The results further strengthened VSU’s long-standing reputation for excellence in teacher education and its commitment to producing educators who are academically competent, service-oriented, and socially responsive.
Nationally, the March 2026 LEPT also posted the highest passing rate in modern history, with 63,377 passers out of 94,357 examinees.
For a state university committed to accessible, quality education, the results reflected more than academic excellence.
They make an impact.
Because in the story of one first-generation student from a 4Ps household lies the very reason public universities exist—to make success possible for those willing to work for it.
More Than a Title
Today, Recorte carries distinctions few could ever imagine: first-generation college graduate, former 4Ps beneficiary, national topnotcher, and holder of the highest LEPT rating in history.
Yet success, for her, remains grounded in service.
“LPT, for me, is a promise,” she reflected. “A promise of being a noble professional, of being someone who can bring change to the lives of young children, and be the beacon of hope to the hope of the country.”
Her advice to future educators is equally clear: “A goal without action is just a faraway dream,” she said. “If you want to become a topnotcher, make sure your efforts will help you get there.”
In the end, Recorte’s story is not only about breaking records.

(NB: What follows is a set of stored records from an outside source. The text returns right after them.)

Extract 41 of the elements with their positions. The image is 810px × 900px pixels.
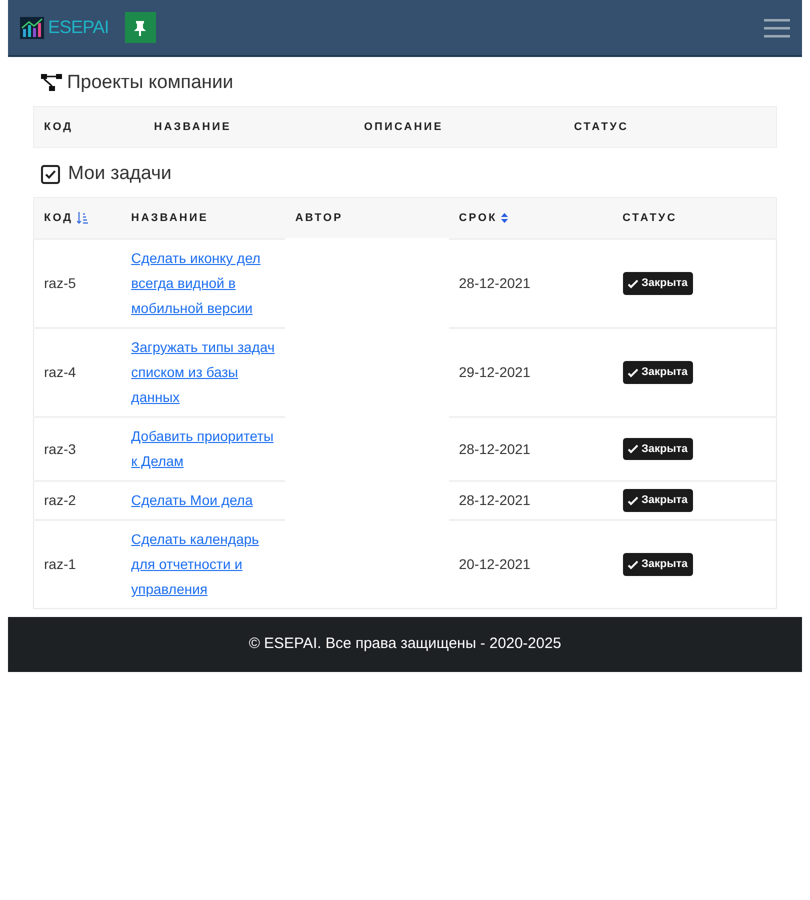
brand-name[interactable]: ESEPAI: [48, 14, 109, 41]
table-cell: 28-12-2021: [458, 440, 530, 456]
column-header: СТАТУС: [574, 120, 629, 132]
table-cell: 28-12-2021: [458, 492, 530, 508]
menu-button[interactable]: [764, 16, 790, 38]
table-cell: raz-2: [44, 492, 76, 508]
column-header: СТАТУС: [622, 210, 678, 226]
column-header: КОД: [44, 120, 73, 132]
status-badge: Закрыта: [622, 361, 693, 384]
logo-icon: [20, 16, 44, 38]
column-header: ОПИСАНИЕ: [364, 120, 444, 132]
table-cell: raz-1: [44, 556, 76, 572]
pin-icon: [133, 20, 148, 36]
column-header: СРОК: [458, 210, 498, 226]
column-header: АВТОР: [295, 210, 344, 226]
task-link[interactable]: Загружать типы задач списком из базы данных: [131, 335, 276, 410]
status-badge: Закрыта: [622, 272, 693, 295]
sort-icon[interactable]: [501, 212, 508, 223]
column-header: НАЗВАНИЕ: [154, 120, 232, 132]
section-title: Мои задачи: [68, 162, 172, 186]
column-header: КОД: [44, 210, 73, 226]
table-cell: 20-12-2021: [458, 556, 530, 572]
task-link[interactable]: Сделать Мои дела: [131, 488, 253, 513]
status-badge: Закрыта: [622, 553, 693, 576]
status-badge: Закрыта: [622, 489, 693, 512]
section-title: Проекты компании: [67, 71, 234, 95]
table-cell: raz-4: [44, 364, 76, 380]
table-cell: raz-3: [44, 440, 76, 456]
status-badge: Закрыта: [622, 438, 693, 460]
sort-ascending-icon[interactable]: [76, 212, 88, 224]
table-cell: 28-12-2021: [458, 275, 530, 291]
task-link[interactable]: Сделать иконку дел всегда видной в мобильной версии: [131, 246, 276, 321]
pin-button[interactable]: [124, 12, 156, 43]
checkbox-icon: [41, 164, 60, 184]
table-cell: raz-5: [44, 275, 76, 291]
table-cell: 29-12-2021: [458, 364, 530, 380]
footer-text: © ESEPAI. Все права защищены - 2020-2025: [248, 635, 562, 652]
task-link[interactable]: Сделать календарь для отчетности и управления: [131, 527, 276, 602]
task-link[interactable]: Добавить приоритеты к Делам: [131, 424, 276, 474]
column-header: НАЗВАНИЕ: [131, 210, 208, 226]
hierarchy-icon: [41, 73, 63, 94]
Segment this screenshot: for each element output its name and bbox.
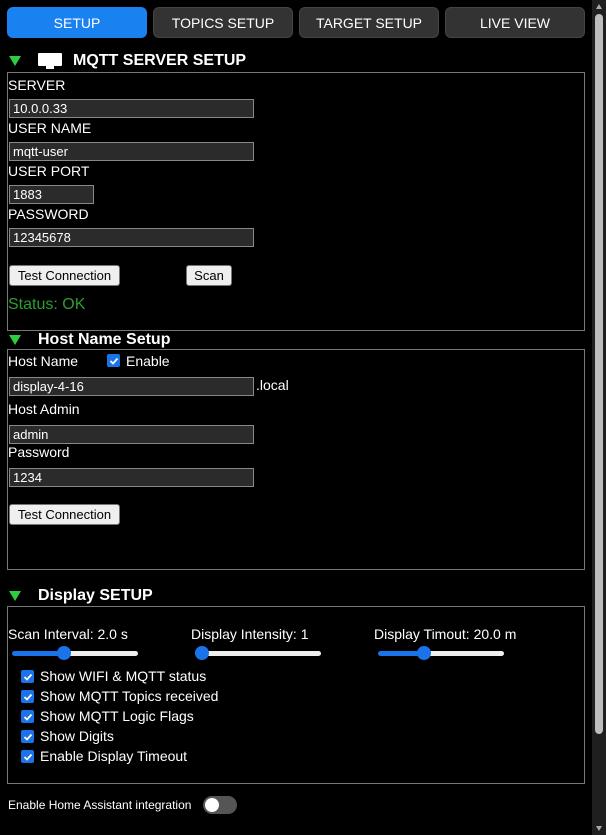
display-setup-panel: Scan Interval: 2.0 s Display Intensity: … [7,606,585,784]
host-password-input[interactable] [9,468,254,487]
home-assistant-label: Enable Home Assistant integration [8,798,192,812]
checkbox[interactable] [21,730,34,743]
monitor-icon [38,53,62,69]
connection-status: Status: OK [8,296,86,313]
option-label: Show MQTT Logic Flags [40,708,194,724]
server-input[interactable] [9,99,254,118]
tab-target-setup[interactable]: TARGET SETUP [299,7,439,38]
user-port-label: USER PORT [8,163,90,179]
password-label: PASSWORD [8,206,89,222]
scroll-down-icon[interactable] [596,826,602,831]
host-test-connection-button[interactable]: Test Connection [9,504,120,525]
host-password-label: Password [8,444,70,460]
display-section-title: Display SETUP [38,587,153,604]
tab-bar: SETUP TOPICS SETUP TARGET SETUP LIVE VIE… [7,7,587,38]
host-admin-label: Host Admin [8,401,80,417]
user-port-input[interactable] [9,185,94,204]
setup-page: SETUP TOPICS SETUP TARGET SETUP LIVE VIE… [0,0,606,835]
home-assistant-toggle[interactable] [203,796,237,814]
host-section-header[interactable]: Host Name Setup [8,330,170,350]
hostname-input[interactable] [9,377,254,396]
display-intensity-slider[interactable] [195,645,321,661]
mqtt-server-panel: SERVER USER NAME USER PORT PASSWORD Test… [7,72,585,331]
scan-interval-slider[interactable] [12,645,138,661]
scan-button[interactable]: Scan [186,265,232,286]
collapse-arrow-icon[interactable] [9,335,21,345]
enable-label: Enable [126,353,170,369]
host-admin-input[interactable] [9,425,254,444]
checkbox[interactable] [21,710,34,723]
checkbox[interactable] [21,690,34,703]
option-label: Enable Display Timeout [40,748,188,764]
server-label: SERVER [8,77,66,93]
slider-thumb[interactable] [57,646,71,660]
password-input[interactable] [9,228,254,247]
display-timeout-slider[interactable] [378,645,504,661]
checkbox[interactable] [21,750,34,763]
slider-thumb[interactable] [417,646,431,660]
scan-interval-label: Scan Interval: 2.0 s [8,626,128,642]
display-intensity-label: Display Intensity: 1 [191,626,309,642]
display-section-header[interactable]: Display SETUP [8,586,153,606]
mqtt-section-header[interactable]: MQTT SERVER SETUP [8,51,246,71]
toggle-knob [205,798,219,812]
option-label: Show Digits [40,728,114,744]
tab-setup[interactable]: SETUP [7,7,147,38]
scroll-up-icon[interactable] [596,4,602,9]
local-suffix: .local [256,377,289,393]
host-name-label: Host Name [8,353,79,369]
collapse-arrow-icon[interactable] [9,591,21,601]
display-timeout-label: Display Timout: 20.0 m [374,626,517,642]
user-name-input[interactable] [9,142,254,161]
host-name-panel: Host Name Enable .local Host Admin Passw… [7,349,585,570]
host-section-title: Host Name Setup [38,331,171,348]
scrollbar-thumb[interactable] [595,14,603,734]
tab-topics-setup[interactable]: TOPICS SETUP [153,7,293,38]
collapse-arrow-icon[interactable] [9,56,21,66]
tab-live-view[interactable]: LIVE VIEW [445,7,585,38]
test-connection-button[interactable]: Test Connection [9,265,120,286]
slider-thumb[interactable] [195,646,209,660]
checkbox[interactable] [21,670,34,683]
option-label: Show WIFI & MQTT status [40,668,207,684]
user-name-label: USER NAME [8,120,92,136]
vertical-scrollbar[interactable] [592,0,606,835]
enable-hostname-checkbox[interactable] [107,354,120,367]
option-label: Show MQTT Topics received [40,688,219,704]
mqtt-section-title: MQTT SERVER SETUP [73,52,247,69]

It is about breaking barriers.
A reminder that when opportunity meets determination, even the quiet dreams of a first-generation student from a small town in Leyte can one day rise as the nation’s best.
This article is aligned with Sustainable Development Goal (SDG) No. 1: No Poverty; SDG No. 4: Quality Education; SDG No. 8: Decent Work and Economic Growth; SDG No. 10: Reduced Inequalities; and SDG No. 17: Partnerships for the Goals.